Ein Verwaltungsakt wird nach § 124 Abs. 1 Satz 1 AO gegenüber dem Inhaltsadressaten in dem Zeitpunkt wirksam, in dem er ihm bekannt gegeben wird. In diesem Fall kommt es für alle Folgefragen einschließlich des Beginns der Einspruchs- oder Klagefrist auf den Zeitpunkt der Bekanntgabe dieses Verwaltungsakts an. Hat das FA wegen bestehender Zweifel am Zugang eines Verwaltungsakts einen inhaltsgleichen Verwaltungsakt bekannt gegeben oder eine Bescheidkopie übermittelt, kommt dem nur dann Bedeutung zu, wenn die Bekanntgabe zuvor nicht wirksam gewesen war (s. BFH-Urteile vom 09.12.2009 ‑ X R 54/06, BFHE 228, 111, BStBl II 2010, 732, unter II.1.b aa und vom 14.11.2012 ‑ II R 14/11, Rz 21).
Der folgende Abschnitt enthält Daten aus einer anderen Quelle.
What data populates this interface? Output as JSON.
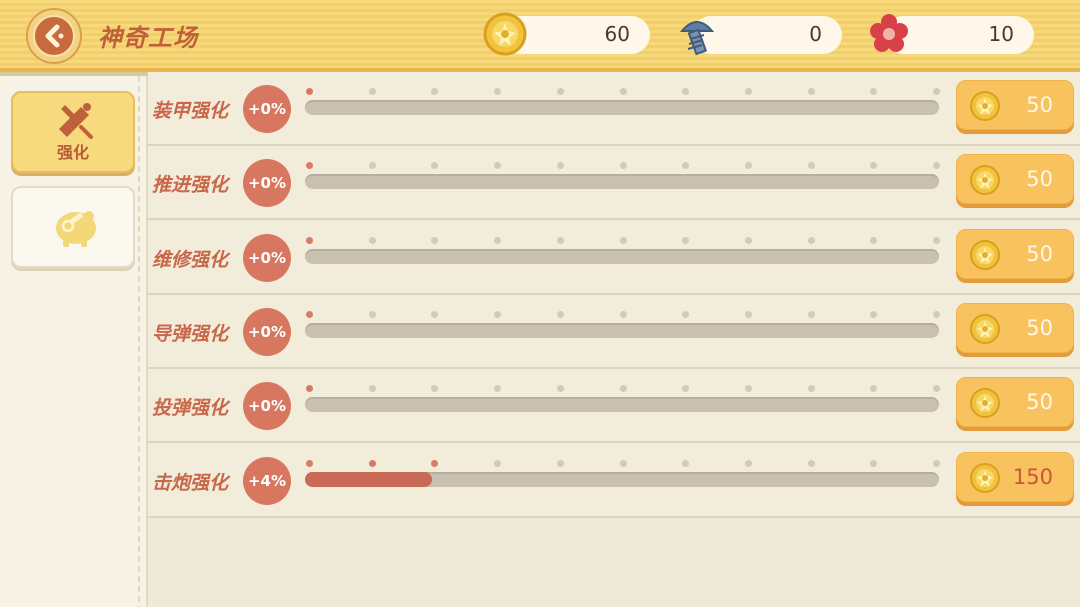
{
  "header": {
    "title": "神奇工场",
    "resources": [
      {
        "name": "coin",
        "icon": "gold-coin-icon",
        "value": "60"
      },
      {
        "name": "screw",
        "icon": "screw-icon",
        "value": "0"
      },
      {
        "name": "flower",
        "icon": "red-flower-icon",
        "value": "10"
      }
    ]
  },
  "sidebar": {
    "tabs": [
      {
        "label": "强化",
        "icon": "upgrade-tool-icon",
        "active": true
      },
      {
        "label": "",
        "icon": "piggy-bank-icon",
        "active": false
      }
    ]
  },
  "upgrades": [
    {
      "label": "装甲强化",
      "percent": "+0%",
      "level_fraction": 0.0,
      "cost": "50",
      "cost_affordable": true
    },
    {
      "label": "推进强化",
      "percent": "+0%",
      "level_fraction": 0.0,
      "cost": "50",
      "cost_affordable": true
    },
    {
      "label": "维修强化",
      "percent": "+0%",
      "level_fraction": 0.0,
      "cost": "50",
      "cost_affordable": true
    },
    {
      "label": "导弹强化",
      "percent": "+0%",
      "level_fraction": 0.0,
      "cost": "50",
      "cost_affordable": true
    },
    {
      "label": "投弹强化",
      "percent": "+0%",
      "level_fraction": 0.0,
      "cost": "50",
      "cost_affordable": true
    },
    {
      "label": "击炮强化",
      "percent": "+4%",
      "level_fraction": 0.2,
      "cost": "150",
      "cost_affordable": false
    }
  ],
  "colors": {
    "accent": "#c96a57",
    "header_bg": "#f7d97c",
    "button": "#f8c25e",
    "cost_unaffordable": "#c9553c"
  }
}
Auch ist der Übersendung einer Kopie der Einspruchsentscheidung vom 30.09.2020 kein neuer Bekanntgabewille des FA zu entnehmen.
4. Wiedereinsetzung in den vorigen Stand nach § 56 Abs. 1 FGO kommt hinsichtlich der versäumten Klagefrist des § 47 Abs. 1 FGO vorliegend nicht in Betracht. Die Klägerin hat weder innerhalb von zwei Wochen nach Wegfall des Hindernisses einen entsprechenden Antrag gemäß § 56 Abs. 2 FGO gestellt noch ein etwaiges fehlendes Verschulden glaubhaft gemacht.
5. Die Kostenentscheidung beruht auf § 135 Abs. 2 FGO.